Visitors are not told that the photos have been airbrushed to place Stalin with the world leaders, that his wife and son committed suicide and his daughter sought political asylum in the United States, and that Stalin's refusal to listen to advisors' stern warnings about Hitler's impending invasion, and his subsequent mismanagement of the war cost millions of innocent lives.
There are photos of the victories, people celebrating in the street at the war's end, but no photos of the millions killed by Stalin in his 30 years of terror, no photos of the displaces citizens and no photos of the intellectual revolutionaries he so despised - including his archrival Trotsky, exiled to Mexico and later assassinated by Stalin's men (they used an ice pick.)

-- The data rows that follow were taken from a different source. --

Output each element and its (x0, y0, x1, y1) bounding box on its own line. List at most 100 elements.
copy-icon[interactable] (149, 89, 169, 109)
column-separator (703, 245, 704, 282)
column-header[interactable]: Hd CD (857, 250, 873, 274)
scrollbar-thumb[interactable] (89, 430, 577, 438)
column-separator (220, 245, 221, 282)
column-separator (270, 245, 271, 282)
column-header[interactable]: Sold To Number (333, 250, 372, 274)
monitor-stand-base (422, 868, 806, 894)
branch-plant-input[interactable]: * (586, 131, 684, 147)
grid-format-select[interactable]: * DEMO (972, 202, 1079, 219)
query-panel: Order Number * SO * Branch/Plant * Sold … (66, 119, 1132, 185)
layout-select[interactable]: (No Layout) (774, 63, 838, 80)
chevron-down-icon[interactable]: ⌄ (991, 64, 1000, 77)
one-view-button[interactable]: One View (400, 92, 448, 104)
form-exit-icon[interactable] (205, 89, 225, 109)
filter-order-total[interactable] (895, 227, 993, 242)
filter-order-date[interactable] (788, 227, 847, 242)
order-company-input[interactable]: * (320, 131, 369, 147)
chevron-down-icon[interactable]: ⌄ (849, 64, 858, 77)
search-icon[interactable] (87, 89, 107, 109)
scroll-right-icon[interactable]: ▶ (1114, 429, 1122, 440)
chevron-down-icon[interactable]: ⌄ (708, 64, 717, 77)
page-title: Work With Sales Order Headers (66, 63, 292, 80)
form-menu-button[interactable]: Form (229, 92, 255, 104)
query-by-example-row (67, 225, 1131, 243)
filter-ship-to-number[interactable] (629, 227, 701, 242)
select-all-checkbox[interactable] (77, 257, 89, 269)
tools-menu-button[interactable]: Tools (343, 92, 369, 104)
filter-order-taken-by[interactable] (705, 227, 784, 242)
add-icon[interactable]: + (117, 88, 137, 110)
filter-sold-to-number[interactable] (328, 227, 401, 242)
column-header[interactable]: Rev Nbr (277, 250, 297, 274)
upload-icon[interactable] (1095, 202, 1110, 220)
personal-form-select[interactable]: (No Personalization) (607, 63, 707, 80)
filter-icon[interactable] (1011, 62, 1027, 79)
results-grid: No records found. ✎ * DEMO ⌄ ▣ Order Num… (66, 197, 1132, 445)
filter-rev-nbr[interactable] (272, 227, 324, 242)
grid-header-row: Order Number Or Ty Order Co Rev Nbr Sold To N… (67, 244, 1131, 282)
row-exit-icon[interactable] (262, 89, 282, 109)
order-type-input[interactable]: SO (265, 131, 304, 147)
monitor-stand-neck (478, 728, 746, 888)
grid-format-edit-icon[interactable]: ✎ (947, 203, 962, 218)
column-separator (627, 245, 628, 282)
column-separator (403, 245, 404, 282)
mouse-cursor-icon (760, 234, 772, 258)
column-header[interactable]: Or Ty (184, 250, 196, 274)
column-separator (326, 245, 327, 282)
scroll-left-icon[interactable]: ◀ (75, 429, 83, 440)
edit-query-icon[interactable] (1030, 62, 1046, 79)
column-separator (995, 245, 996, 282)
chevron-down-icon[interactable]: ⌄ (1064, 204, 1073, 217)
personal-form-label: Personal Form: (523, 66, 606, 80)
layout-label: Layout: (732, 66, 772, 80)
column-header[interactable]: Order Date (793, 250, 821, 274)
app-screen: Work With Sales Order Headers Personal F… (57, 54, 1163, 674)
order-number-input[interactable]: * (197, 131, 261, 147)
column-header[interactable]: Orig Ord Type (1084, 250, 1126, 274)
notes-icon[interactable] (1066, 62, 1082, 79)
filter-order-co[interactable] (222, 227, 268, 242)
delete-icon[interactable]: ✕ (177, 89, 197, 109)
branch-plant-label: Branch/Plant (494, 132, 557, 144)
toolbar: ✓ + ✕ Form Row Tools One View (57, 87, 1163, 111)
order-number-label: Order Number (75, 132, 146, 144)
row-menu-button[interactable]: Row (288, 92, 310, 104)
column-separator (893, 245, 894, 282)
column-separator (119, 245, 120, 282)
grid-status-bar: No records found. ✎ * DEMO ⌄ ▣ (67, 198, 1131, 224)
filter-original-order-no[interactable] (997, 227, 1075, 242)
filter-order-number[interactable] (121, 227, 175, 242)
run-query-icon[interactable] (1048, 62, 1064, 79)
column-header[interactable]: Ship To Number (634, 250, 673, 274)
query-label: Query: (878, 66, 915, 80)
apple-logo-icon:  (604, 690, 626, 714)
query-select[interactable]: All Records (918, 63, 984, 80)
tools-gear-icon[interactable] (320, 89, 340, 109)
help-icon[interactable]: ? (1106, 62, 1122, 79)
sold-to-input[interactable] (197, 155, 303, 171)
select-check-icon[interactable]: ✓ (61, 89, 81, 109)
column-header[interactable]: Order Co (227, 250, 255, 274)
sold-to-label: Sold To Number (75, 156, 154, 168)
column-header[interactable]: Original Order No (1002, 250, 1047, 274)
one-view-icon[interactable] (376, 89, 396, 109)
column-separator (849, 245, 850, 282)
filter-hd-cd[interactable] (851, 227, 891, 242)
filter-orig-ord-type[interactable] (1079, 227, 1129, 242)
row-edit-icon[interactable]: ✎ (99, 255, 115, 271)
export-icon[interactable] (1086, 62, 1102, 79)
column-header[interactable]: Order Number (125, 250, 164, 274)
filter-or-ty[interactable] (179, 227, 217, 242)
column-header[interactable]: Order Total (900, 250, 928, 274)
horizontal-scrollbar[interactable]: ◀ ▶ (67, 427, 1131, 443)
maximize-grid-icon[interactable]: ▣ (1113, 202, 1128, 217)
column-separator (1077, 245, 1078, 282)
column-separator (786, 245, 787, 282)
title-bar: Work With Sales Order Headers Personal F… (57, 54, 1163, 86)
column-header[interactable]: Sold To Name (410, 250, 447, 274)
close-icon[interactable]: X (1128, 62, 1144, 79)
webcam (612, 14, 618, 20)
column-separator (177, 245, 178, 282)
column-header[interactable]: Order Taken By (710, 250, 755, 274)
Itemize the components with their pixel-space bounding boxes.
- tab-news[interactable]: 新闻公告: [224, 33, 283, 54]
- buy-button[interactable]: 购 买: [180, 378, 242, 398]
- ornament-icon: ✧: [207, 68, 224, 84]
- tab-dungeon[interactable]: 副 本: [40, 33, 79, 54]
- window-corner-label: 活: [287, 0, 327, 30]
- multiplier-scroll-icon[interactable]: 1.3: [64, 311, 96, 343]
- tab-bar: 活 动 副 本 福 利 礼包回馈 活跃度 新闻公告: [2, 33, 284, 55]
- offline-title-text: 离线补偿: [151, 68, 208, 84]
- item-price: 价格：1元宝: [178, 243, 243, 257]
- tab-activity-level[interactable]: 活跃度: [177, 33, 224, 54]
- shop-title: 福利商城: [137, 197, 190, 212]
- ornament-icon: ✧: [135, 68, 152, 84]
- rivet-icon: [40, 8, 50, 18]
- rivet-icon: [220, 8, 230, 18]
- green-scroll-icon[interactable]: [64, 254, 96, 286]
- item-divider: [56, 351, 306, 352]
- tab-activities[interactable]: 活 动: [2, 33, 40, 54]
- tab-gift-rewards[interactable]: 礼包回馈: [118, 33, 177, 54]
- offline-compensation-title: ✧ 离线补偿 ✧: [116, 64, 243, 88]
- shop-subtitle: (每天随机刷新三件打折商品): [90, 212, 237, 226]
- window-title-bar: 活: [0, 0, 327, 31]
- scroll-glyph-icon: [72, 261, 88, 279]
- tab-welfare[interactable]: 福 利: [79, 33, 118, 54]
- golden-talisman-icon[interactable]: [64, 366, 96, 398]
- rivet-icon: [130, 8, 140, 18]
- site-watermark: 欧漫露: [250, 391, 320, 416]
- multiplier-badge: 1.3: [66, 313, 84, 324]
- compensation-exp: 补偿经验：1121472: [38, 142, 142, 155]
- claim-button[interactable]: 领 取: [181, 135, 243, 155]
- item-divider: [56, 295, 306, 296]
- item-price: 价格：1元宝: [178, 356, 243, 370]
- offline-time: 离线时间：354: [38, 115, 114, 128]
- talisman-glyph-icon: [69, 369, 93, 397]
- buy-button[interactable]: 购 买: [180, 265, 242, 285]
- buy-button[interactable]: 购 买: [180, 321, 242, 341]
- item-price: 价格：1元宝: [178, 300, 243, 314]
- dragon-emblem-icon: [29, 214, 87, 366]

Nor are there any photos of Georgia before the wreckage of Stalin's reign, when she was a nation of poets, with traditions steeped in an ancient language and a mythology that still influences the world; no photos of when she was a bustling trade center, proudly part of the famed Silk Road.
In Kruschev's famous "Secret Speech," in which he forthrightly addressed the Communist Congress about Stalin's murderous mentality, he called him "an absolutely insufferable character....everywhere and in everything he saw "enemies," "two-facers" and "spies."
In this museum, the Red Room is the last room visitors see. It is mostly empty, dramatising the effect of the single item in the room, the death mask, which is positioned in the very centre and encased in a large block of glass.
The excessive size of the empty room, the moody red walls, the thick block of glass, all make Stalin's face look so diminutive, so small. In here he looks like a nobody.